One of the most annoying arguments that I see popping up again and again is the question of "Which is better, theory or data?" (A related bore-fest is "Which is better, induction or deduction?") Actually, you can't have one without the other. In a recent blog post, Paul Krugman points out that you can't have data without theory:
But you can’t be an effective fox just by letting the data speak for itself — because it never does. You use data to inform your analysis, you let it tell you that your pet hypothesis is wrong, but data are never a substitute for hard thinking. If you think the data are speaking for themselves, what you’re really doing is implicit theorizing, which is a really bad idea (because you can’t test your assumptions if you don’t even know what you’re assuming.)
True. Suppose you find a correlation between having an unfulfilling sex life and liking Charlie Kaufman movies. Does that mean that people watch Charlie Kaufman movies to ease the pain of their lame sex lives? Or did the fact that they watch Charlie Kaufman movies actually ruin their sex lives? Or are both the result of some third factor, such as being an insufferable hipster? If you don't pick one, you'll never be able to understand what's really going on. Even if all you care about is predictive power - you want to be able to catch someone watching a Charlie Kaufman movie and say "I bet girls won't touch that guy with a 10 foot pole" - you still need to assume that the correlation is stable over time, and your assumption is a theory.

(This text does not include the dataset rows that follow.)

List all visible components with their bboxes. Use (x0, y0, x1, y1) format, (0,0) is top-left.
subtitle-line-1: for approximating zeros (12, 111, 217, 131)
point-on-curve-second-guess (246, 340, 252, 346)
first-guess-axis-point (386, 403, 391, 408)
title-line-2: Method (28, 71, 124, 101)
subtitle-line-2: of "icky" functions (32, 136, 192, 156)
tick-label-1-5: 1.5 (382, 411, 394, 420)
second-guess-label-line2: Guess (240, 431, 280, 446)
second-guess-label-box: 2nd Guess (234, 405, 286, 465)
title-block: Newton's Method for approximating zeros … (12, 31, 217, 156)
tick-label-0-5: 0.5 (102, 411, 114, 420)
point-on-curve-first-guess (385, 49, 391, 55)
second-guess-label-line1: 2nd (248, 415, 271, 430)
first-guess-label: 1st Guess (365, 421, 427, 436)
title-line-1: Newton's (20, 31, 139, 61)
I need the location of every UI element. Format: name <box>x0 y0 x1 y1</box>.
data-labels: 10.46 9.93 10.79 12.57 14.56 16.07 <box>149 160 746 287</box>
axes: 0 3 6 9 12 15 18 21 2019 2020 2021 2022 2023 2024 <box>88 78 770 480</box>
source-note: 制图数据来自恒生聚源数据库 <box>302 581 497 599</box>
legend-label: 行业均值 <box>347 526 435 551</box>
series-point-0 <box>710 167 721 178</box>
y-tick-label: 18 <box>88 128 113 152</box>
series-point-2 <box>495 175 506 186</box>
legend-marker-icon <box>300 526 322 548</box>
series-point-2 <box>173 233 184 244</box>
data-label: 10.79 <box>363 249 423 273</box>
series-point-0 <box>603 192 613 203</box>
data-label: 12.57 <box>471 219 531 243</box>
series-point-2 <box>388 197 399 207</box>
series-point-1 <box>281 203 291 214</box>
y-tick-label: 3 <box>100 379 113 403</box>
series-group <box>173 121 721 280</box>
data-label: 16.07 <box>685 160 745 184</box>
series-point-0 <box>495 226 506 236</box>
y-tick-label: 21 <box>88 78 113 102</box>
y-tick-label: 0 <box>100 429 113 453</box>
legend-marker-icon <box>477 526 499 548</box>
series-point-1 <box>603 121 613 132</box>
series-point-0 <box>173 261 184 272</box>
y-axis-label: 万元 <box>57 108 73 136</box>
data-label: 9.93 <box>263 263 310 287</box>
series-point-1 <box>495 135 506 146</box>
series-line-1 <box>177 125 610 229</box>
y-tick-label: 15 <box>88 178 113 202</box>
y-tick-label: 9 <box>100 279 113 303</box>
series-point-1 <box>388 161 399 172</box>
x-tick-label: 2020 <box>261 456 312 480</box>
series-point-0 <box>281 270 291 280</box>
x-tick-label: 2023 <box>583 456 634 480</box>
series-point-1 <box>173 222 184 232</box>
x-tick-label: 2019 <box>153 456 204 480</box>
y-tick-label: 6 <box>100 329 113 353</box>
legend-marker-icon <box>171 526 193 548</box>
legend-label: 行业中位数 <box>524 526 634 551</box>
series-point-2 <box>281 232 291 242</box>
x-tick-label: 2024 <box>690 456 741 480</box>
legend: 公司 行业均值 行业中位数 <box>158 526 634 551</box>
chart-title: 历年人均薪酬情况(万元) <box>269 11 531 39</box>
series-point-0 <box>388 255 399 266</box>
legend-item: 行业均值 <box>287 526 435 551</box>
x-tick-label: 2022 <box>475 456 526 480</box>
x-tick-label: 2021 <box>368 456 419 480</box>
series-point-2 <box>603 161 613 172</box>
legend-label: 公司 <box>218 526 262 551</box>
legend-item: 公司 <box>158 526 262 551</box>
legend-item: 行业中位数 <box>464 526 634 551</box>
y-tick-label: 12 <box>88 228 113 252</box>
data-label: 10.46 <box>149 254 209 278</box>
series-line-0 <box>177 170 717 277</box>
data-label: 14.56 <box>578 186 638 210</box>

It's equally true that you can't actually have theory without data. A theory is always about something that you think is going on in the world, so you can't have something to theorize about without first seeing something happen in the world (i.e. data). For example, suppose my theory - which I deduced from some sort of a priori assumptions - is that watching Charlie Kaufman movies ruins one's sex life. I couldn't have made that theory without observing the existence of Charlie Kaufman movies.
So just as "data with no theory" is really just an implicit vague theory, "theory with no data" is really just sparse, unsystematic data. You can't have one without the other.

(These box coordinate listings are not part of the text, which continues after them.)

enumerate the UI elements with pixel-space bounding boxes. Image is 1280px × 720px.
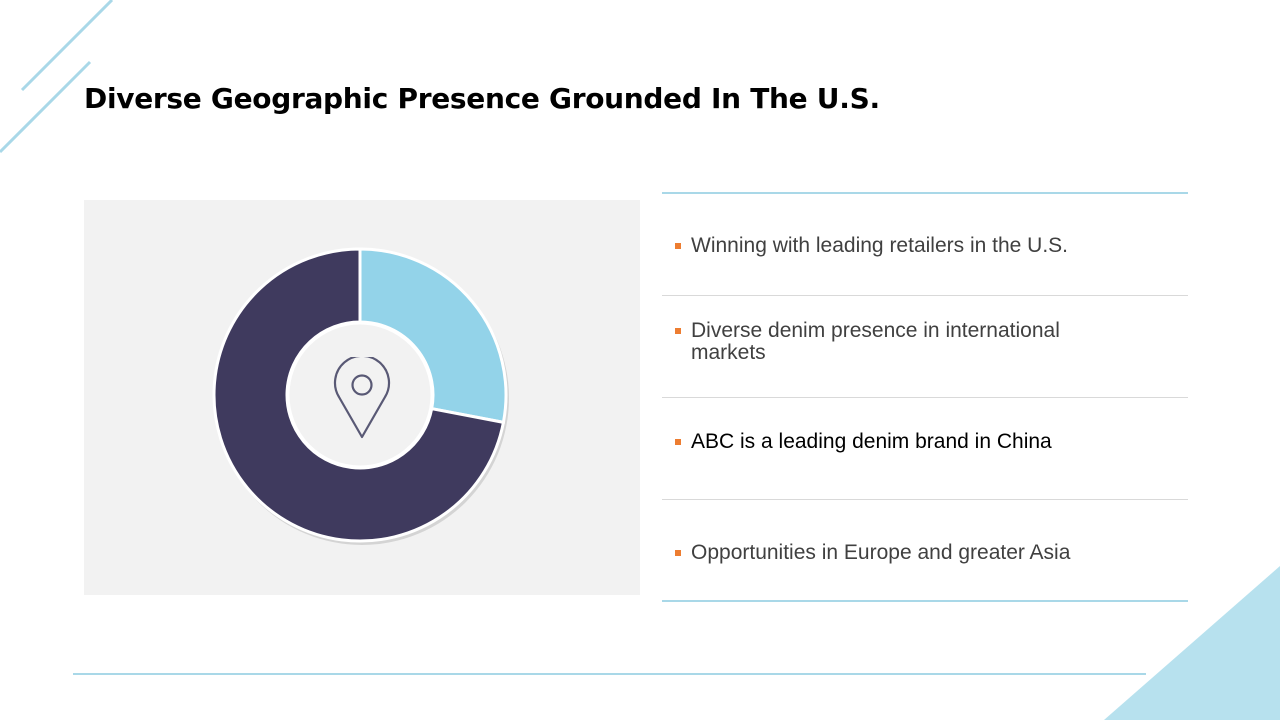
bullet-list: Winning with leading retailers in the U.… <box>662 192 1188 602</box>
decorative-diagonal-lines <box>0 0 114 154</box>
list-divider <box>662 295 1188 296</box>
slide-title: Diverse Geographic Presence Grounded In … <box>84 82 880 115</box>
list-bottom-rule <box>662 600 1188 602</box>
list-item: Diverse denim presence in international … <box>675 320 1095 364</box>
list-divider <box>662 397 1188 398</box>
bullet-marker <box>675 328 681 334</box>
bullet-text: Opportunities in Europe and greater Asia <box>691 541 1071 564</box>
bullet-text: Diverse denim presence in international … <box>691 319 1060 364</box>
bullet-marker <box>675 243 681 249</box>
bottom-divider-line <box>73 673 1146 675</box>
list-item: Opportunities in Europe and greater Asia <box>675 542 1175 564</box>
list-item: ABC is a leading denim brand in China <box>675 431 1175 453</box>
decorative-corner-triangle <box>1104 566 1280 720</box>
list-divider <box>662 499 1188 500</box>
bullet-text: Winning with leading retailers in the U.… <box>691 234 1069 257</box>
list-top-rule <box>662 192 1188 194</box>
bullet-marker <box>675 550 681 556</box>
bullet-marker <box>675 439 681 445</box>
location-pin-icon <box>333 357 391 439</box>
bullet-text: ABC is a leading denim brand in China <box>691 430 1052 453</box>
list-item: Winning with leading retailers in the U.… <box>675 235 1175 257</box>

But what you can do is be lazy with theory or be lazy with data. You can be an armchair philosopher, dreaming up ideas about how the world works without ever bothering to find out if your ideas are right. Then you get something like this:
Or you can be a "regression monkey", sitting there sifting for correlations without having any idea what you're looking at. Then you get something like this:
Obviously, if you're going to get good results, you shouldn't do either of these.

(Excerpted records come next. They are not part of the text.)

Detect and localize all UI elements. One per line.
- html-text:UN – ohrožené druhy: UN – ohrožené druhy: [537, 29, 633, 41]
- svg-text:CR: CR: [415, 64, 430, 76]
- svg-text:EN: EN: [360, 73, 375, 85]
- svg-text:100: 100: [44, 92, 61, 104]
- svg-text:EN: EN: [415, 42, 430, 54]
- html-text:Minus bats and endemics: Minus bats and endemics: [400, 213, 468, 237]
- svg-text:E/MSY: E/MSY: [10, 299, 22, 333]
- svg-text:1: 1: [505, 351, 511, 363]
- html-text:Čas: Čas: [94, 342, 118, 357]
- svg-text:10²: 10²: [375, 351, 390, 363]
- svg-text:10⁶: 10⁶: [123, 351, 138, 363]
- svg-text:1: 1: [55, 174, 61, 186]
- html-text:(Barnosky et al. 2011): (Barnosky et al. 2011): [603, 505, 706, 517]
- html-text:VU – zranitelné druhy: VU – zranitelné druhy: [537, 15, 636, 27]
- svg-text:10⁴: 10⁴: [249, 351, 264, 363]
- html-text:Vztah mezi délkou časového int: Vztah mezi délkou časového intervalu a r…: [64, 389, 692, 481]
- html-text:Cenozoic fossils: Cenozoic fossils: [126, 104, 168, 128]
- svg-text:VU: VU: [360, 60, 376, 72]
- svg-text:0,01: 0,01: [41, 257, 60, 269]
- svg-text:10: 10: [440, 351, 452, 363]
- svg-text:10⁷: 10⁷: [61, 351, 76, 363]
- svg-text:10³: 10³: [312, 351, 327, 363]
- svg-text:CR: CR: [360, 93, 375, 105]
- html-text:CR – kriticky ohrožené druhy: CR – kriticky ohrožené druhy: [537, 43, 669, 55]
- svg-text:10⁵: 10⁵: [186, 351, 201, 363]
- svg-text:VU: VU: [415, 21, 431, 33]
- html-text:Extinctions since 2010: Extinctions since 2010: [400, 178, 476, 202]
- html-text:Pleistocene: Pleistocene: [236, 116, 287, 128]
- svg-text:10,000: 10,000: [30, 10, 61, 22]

But which is a bigger menace to society, laziness about data or laziness about theory? Theory-laziness is seductive because it's easy - mining for correlations isn't very mentally taxing. But data-laziness is seductive because it's hard - the more complicated and intricate a theory you make, the smarter it makes you feel, even if the theory sucks.
In the past, data-laziness was probably more of a threat to humanity. Since systematic data was scarce, people had a tendency to sit around and daydream about how stuff might work. But now that Big Data is getting bigger and computing power is cheap, theory-laziness seems to be becoming more of a menace. The lure of Big Data is that we can get all our ideas from mining for patterns, but A) we get a lot of false patterns that way, and B) the patterns insidiously and subtly suggest interpretations for themselves, and those interpretations are often wrong.
So anyway, I hope this post destroys all of those "data vs. theory" arguments forever and ever.